Before she could answer him, Osira'h saw the potted treeling in a wall alcove. Her eyes wide and sparkling, she stepped forward. "May I touch it?" Her thoughts whirled, remembering what it had been like for Nira to drop into the telink network, connected with other green priests and all of the worldtrees. It had been a solace long denied to Nira. "My mother was a green priest."
Jora'h smiled. "Of course."
Osira'h held her small hand close to the delicate fronds. The golden lapped scales of bark on the thin trunk were like soft jewels. The fernlike fronds fanned out, and she stroked the leaves like a musician playing the strings of a delicate instrument.
She wasn't sure what to expect. Her fingertips felt a tingle, then a jolt, and her heart swelled. An image flashed through her mind of Nira in desperation, grasping thorny shrubs on Dobro until her palms were bloody, screaming her thoughts into deaf plants that had no way of contacting the worldforest network.
Then, as if in response, a kinder recollection came to Osira'h. She relived the day that the worldtrees had accepted Nira as a new green priest, enfolding her in their verdant embrace, connecting with her cells, changing her body's chemistry so that she could be a part of the vast and serene forest mind. Oh, the joy she had felt when that huge universe suddenly opened to her...

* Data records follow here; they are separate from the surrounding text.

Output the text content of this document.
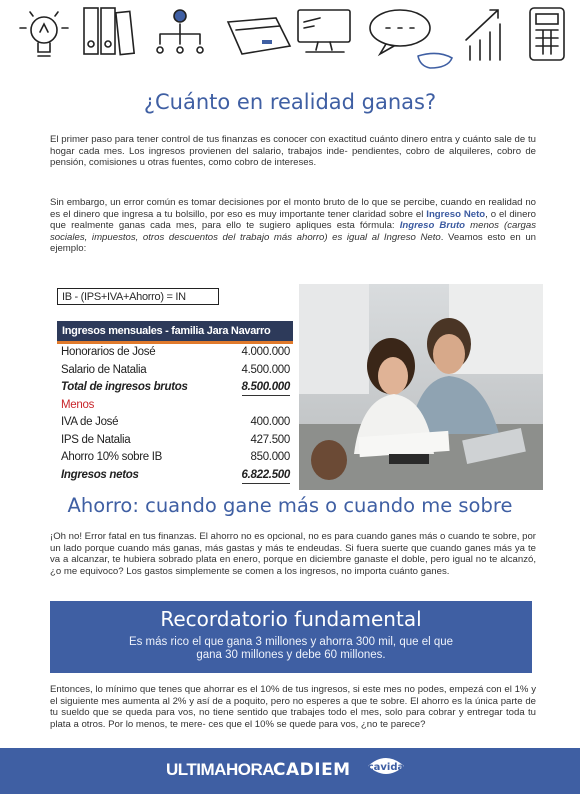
¿Cuánto en realidad ganas?

El primer paso para tener control de tus finanzas es conocer con exactitud cuánto dinero entra y cuánto sale de tu hogar cada mes. Los ingresos provienen del salario, trabajos inde- pendientes, cobro de alquileres, cobro de pensión, comisiones u otras fuentes, como cobro de intereses.

Sin embargo, un error común es tomar decisiones por el monto bruto de lo que se percibe, cuando en realidad no es el dinero que ingresa a tu bolsillo, por eso es muy importante tener claridad sobre el Ingreso Neto, o el dinero que realmente ganas cada mes, para ello te sugiero apliques esta fórmula: Ingreso Bruto menos (cargas sociales, impuestos, otros descuentos del trabajo más ahorro) es igual al Ingreso Neto. Veamos esto en un ejemplo:

IB - (IPS+IVA+Ahorro) = IN
Ingresos mensuales - familia Jara Navarro
Honorarios de José	4.000.000
Salario de Natalia	4.500.000
Total de ingresos brutos	8.500.000
Menos
IVA de José	400.000
IPS de Natalia	427.500
Ahorro 10% sobre IB	850.000
Ingresos netos	6.822.500
Ahorro: cuando gane más o cuando me sobre

¡Oh no! Error fatal en tus finanzas. El ahorro no es opcional, no es para cuando ganes más o cuando te sobre, por un lado porque cuando más ganas, más gastas y más te endeudas. Si fuera suerte que cuando ganes más ya te va a alcanzar, te hubiera sobrado plata en enero, porque en diciembre ganaste el doble, pero igual no te alcanzó, ¿o me equivoco? Los gastos simplemente se comen a los ingresos, no importa cuánto ganes.

Recordatorio fundamental
Es más rico el que gana 3 millones y ahorra 300 mil, que el que gana 30 millones y debe 60 millones.

Entonces, lo mínimo que tenes que ahorrar es el 10% de tus ingresos, si este mes no podes, empezá con el 1% y el siguiente mes aumenta al 2% y así de a poquito, pero no esperes a que te sobre. El ahorro es la única parte de tu sueldo que se queda para vos, no tiene sentido que trabajes todo el mes, solo para cobrar y entregar toda tu plata a otros. Por lo menos, te mere- ces que el 10% se quede para vos, ¿no te parece?

ULTIMAHORA CADIEM cavida
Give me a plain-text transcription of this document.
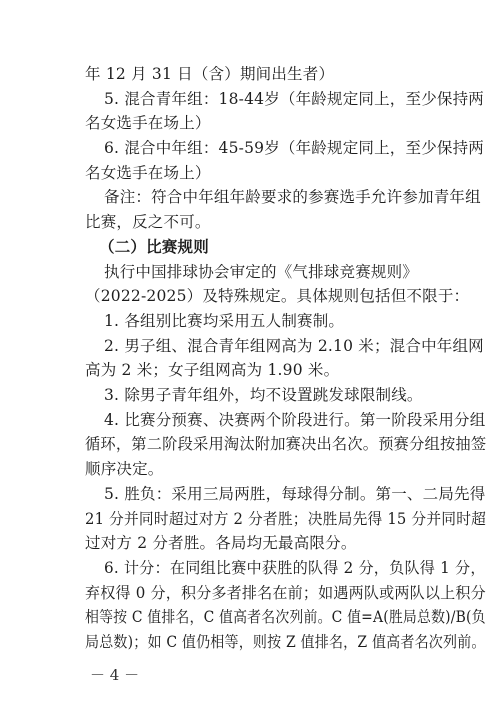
年 12 月 31 日（含）期间出生者）
5. 混合青年组：18-44岁（年龄规定同上，至少保持两
名女选手在场上）
6. 混合中年组：45-59岁（年龄规定同上，至少保持两
名女选手在场上）
备注：符合中年组年龄要求的参赛选手允许参加青年组
比赛，反之不可。
（二）比赛规则
执行中国排球协会审定的《气排球竞赛规则》
（2022-2025）及特殊规定。具体规则包括但不限于：
1. 各组别比赛均采用五人制赛制。
2. 男子组、混合青年组网高为 2.10 米；混合中年组网
高为 2 米；女子组网高为 1.90 米。
3. 除男子青年组外，均不设置跳发球限制线。
4. 比赛分预赛、决赛两个阶段进行。第一阶段采用分组
循环，第二阶段采用淘汰附加赛决出名次。预赛分组按抽签
顺序决定。
5. 胜负：采用三局两胜，每球得分制。第一、二局先得
21 分并同时超过对方 2 分者胜；决胜局先得 15 分并同时超
过对方 2 分者胜。各局均无最高限分。
6. 计分：在同组比赛中获胜的队得 2 分，负队得 1 分，
弃权得 0 分，积分多者排名在前；如遇两队或两队以上积分
相等按 C 值排名，C 值高者名次列前。C 值=A(胜局总数)/B(负
局总数)；如 C 值仍相等，则按 Z 值排名，Z 值高者名次列前。
－ 4 －
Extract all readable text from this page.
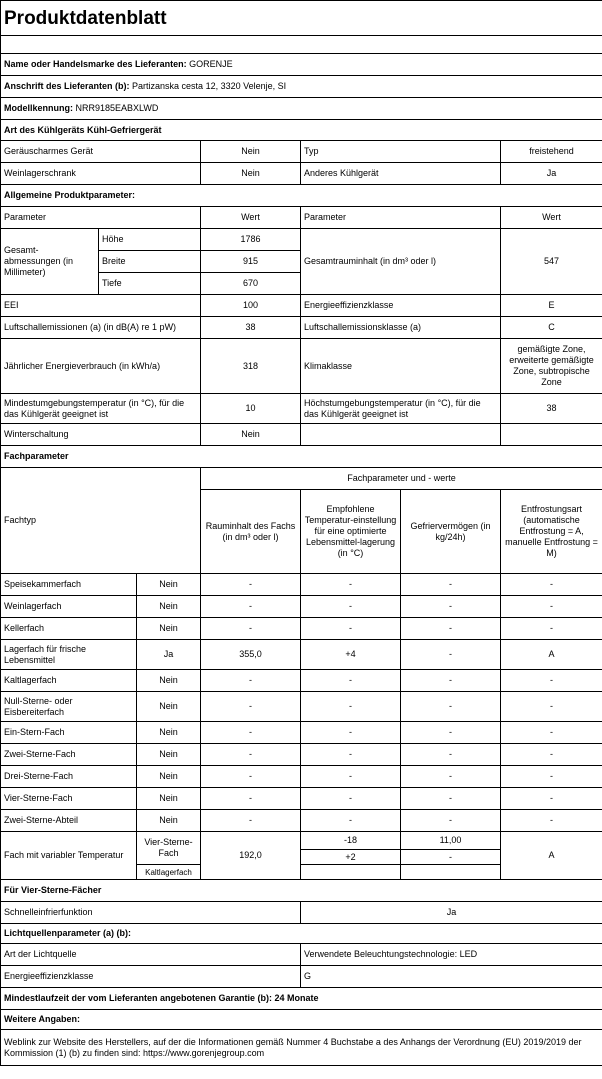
Produktdatenblatt						

Name oder Handelsmarke des Lieferanten: GORENJE						
Anschrift des Lieferanten (b): Partizanska cesta 12, 3320 Velenje, SI						
Modellkennung: NRR9185EABXLWD						
Art des Kühlgeräts Kühl-Gefriergerät						
Geräuscharmes Gerät			Nein	Typ		freistehend
Weinlagerschrank			Nein	Anderes Kühlgerät		Ja
Allgemeine Produktparameter:						
Parameter			Wert	Parameter		Wert
Gesamt-abmessungen (in Millimeter)	Höhe		1786	Gesamtrauminhalt (in dm³ oder l)		547
	Breite		915			
	Tiefe		670			
EEI			100	Energieeffizienzklasse		E
Luftschallemissionen (a) (in dB(A) re 1 pW)			38	Luftschallemissionsklasse (a)		C
Jährlicher Energieverbrauch (in kWh/a)			318	Klimaklasse		gemäßigte Zone, erweiterte gemäßigte Zone, subtropische Zone
Mindestumgebungstemperatur (in °C), für die das Kühlgerät geeignet ist			10	Höchstumgebungstemperatur (in °C), für die das Kühlgerät geeignet ist		38
Winterschaltung			Nein			
Fachparameter						
Fachtyp			Fachparameter und - werte			
			Rauminhalt des Fachs (in dm³ oder l)	Empfohlene Temperatur-einstellung für eine optimierte Lebensmittel-lagerung (in °C)	Gefriervermögen (in kg/24h)	Entfrostungsart (automatische Entfrostung = A, manuelle Entfrostung = M)
Speisekammerfach		Nein	-	-	-	-
Weinlagerfach		Nein	-	-	-	-
Kellerfach		Nein	-	-	-	-
Lagerfach für frische Lebensmittel		Ja	355,0	+4	-	A
Kaltlagerfach		Nein	-	-	-	-
Null-Sterne- oder Eisbereiterfach		Nein	-	-	-	-
Ein-Stern-Fach		Nein	-	-	-	-
Zwei-Sterne-Fach		Nein	-	-	-	-
Drei-Sterne-Fach		Nein	-	-	-	-
Vier-Sterne-Fach		Nein	-	-	-	-
Zwei-Sterne-Abteil		Nein	-	-	-	-
Fach mit variabler Temperatur		Vier-Sterne-Fach	192,0	-18	11,00	A
				+2	-	
		Kaltlagerfach				
Für Vier-Sterne-Fächer						
Schnelleinfrierfunktion				Ja		
Lichtquellenparameter (a) (b):						
Art der Lichtquelle				Verwendete Beleuchtungstechnologie: LED		
Energieeffizienzklasse				G		
Mindestlaufzeit der vom Lieferanten angebotenen Garantie (b): 24 Monate						
Weitere Angaben:						
Weblink zur Website des Herstellers, auf der die Informationen gemäß Nummer 4 Buchstabe a des Anhangs der Verordnung (EU) 2019/2019 der Kommission (1) (b) zu finden sind: https://www.gorenjegroup.com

The girl released her touch. The potted treeling seemed to tremble, but she had not achieved a complete connection, not like a real green priest's. Even so, she smiled in quiet wonder.
"I see that makes you happy," Jora'h said. "I wish to do everything I can to keep you happy before you must...go away." He paced the floor of his chamber, turning back to her. "It will be soon. I am still waiting to hear a report from my scout cutters, to let me know what is happening at Hyrillka." He shook his head. "But I grow too distracted. That does not concern you. Just another trouble in the Empire."
She waited in silence, letting him continue.
"I want to spend time with you, get to know you. You are my own daughter, and I have placed such a heavy burden on you. I thought we might tour Mijistra, visit museums, or go to the streams." His words petered out.
"Yazra'h has already shown me those things."
The Mage-Imperator sat on his bed cushions. "Then the most important thing I can do for you-for both of us-is to tell you about your mother. Nira was...very special to me."